Subsequently over the years the tape went missing and has never been found. But part of that project was also to create sheet music for some of the songs, and ‘Found at the Scene’ was one of those. When the manager died, those lead sheets were found among his possessions and sold. My friend Jeff Gold, a rock and roll collector and archivist, bought them and transmitted them to me as JPEGs. The sheet music for ‘Found at the Scene’ was missing two bars but I remembered what they were, so I wrote them in and gave them to EYELIDS. It’s certainly the only remaining strong Beckett-Buckley song that exists”. Talking about the recorded EYELIDS version, he points out: “that’s my myself playing piano and Peter Buck improvising the bassline behind me in tears. You guys’ music is why I became a musician, he told me later”. “I didn’t know I was gonna play on it until five minutes before it happened”, Peter adds. “We played it like one time, and that was it.
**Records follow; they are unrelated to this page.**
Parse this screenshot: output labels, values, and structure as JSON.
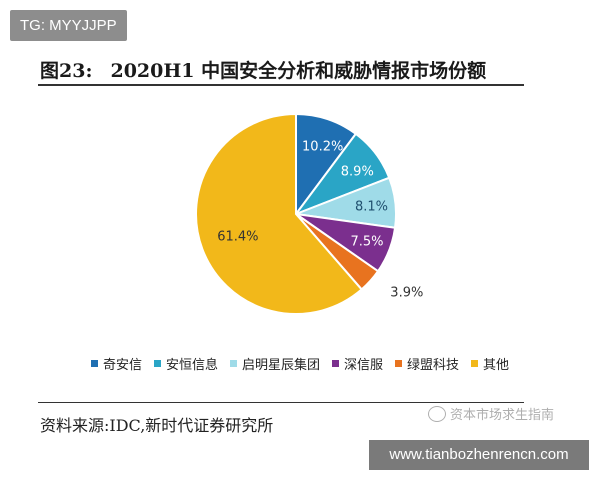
{
  "badge": {
    "text": "TG: MYYJJPP"
  },
  "figure": {
    "number": "图23:",
    "title": "2020H1 中国安全分析和威胁情报市场份额"
  },
  "chart_data": {
    "type": "pie",
    "title": "2020H1 中国安全分析和威胁情报市场份额",
    "unit": "%",
    "start_angle_deg": 0,
    "direction": "clockwise",
    "legend_position": "bottom",
    "slices": [
      {
        "name": "奇安信",
        "value": 10.2,
        "label": "10.2%",
        "color": "#1f6fb2",
        "label_color": "#ffffff",
        "label_pos": "inside"
      },
      {
        "name": "安恒信息",
        "value": 8.9,
        "label": "8.9%",
        "color": "#2aa5c6",
        "label_color": "#ffffff",
        "label_pos": "inside"
      },
      {
        "name": "启明星辰集团",
        "value": 8.1,
        "label": "8.1%",
        "color": "#9fdbe8",
        "label_color": "#1f4f6e",
        "label_pos": "inside"
      },
      {
        "name": "深信服",
        "value": 7.5,
        "label": "7.5%",
        "color": "#7b2f8e",
        "label_color": "#ffffff",
        "label_pos": "inside"
      },
      {
        "name": "绿盟科技",
        "value": 3.9,
        "label": "3.9%",
        "color": "#e8731f",
        "label_color": "#333333",
        "label_pos": "outside"
      },
      {
        "name": "其他",
        "value": 61.4,
        "label": "61.4%",
        "color": "#f2b81a",
        "label_color": "#333333",
        "label_pos": "inside"
      }
    ]
  },
  "source": {
    "text": "资料来源:IDC,新时代证券研究所"
  },
  "watermark": {
    "text": "资本市场求生指南"
  },
  "site_banner": {
    "text": "www.tianbozhenrencn.com"
  }
}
A really intense experience”. It does sound special; remarkably, it also fits in in the most flowing way with the new songs Chris, John and Larry wrote together. “I think it’s a cool seamless record. It sounds like us, but it reads like Larry”, says Chris. The collaboration, both he and John believe, made them honour the process of lyric writing. John explains: “we came up in a time when words were mixed lower in a rock song – it was more about the passion of the moment than the actual poetry. Digging in with Larry’s material made me realise that I really like writing lyrics myself, too”.

You find yourself talking to these men and you keep thinking of all the notes under their belts. Tim Buckley, R.E.M. Guided by Voices, Decemberists, Elliott Smith – you name it. Also, all the new music that’s so persistently vital and utterly gorgeous. You realise they have something in common: it’s not just the “I’m a total fanboy” Chris conceded while talking about his schizophrenic record collection. They are each other’s most ardent admirers. Think of what it’s like to meet a future favourite friend, all the things to discover about them, all the loving energy – and imagine converting all that into chords and lines, whether it’s new recordings or fierce live performances. “EYELIDS is one of the best indie bands there even is”, Larry reiterates. “Never mind Portland, Oregon. In the country. And I think I’ve discovered part of the reason of why that is. Chris kind of embodies the power of 50s music: if you ever see him actually strum chords for a song, you realise that this guy is school of ‘Hound Dog’. On the other hand, John embodies the grace of Sixties artistry. Now, these guys are in the same band, song after song, fusing those two powerful beginnings. And they incorporate all the nuances of all the music that has happened since then. They are completely literate in that. It’s a whole universe of music that they inhabit”.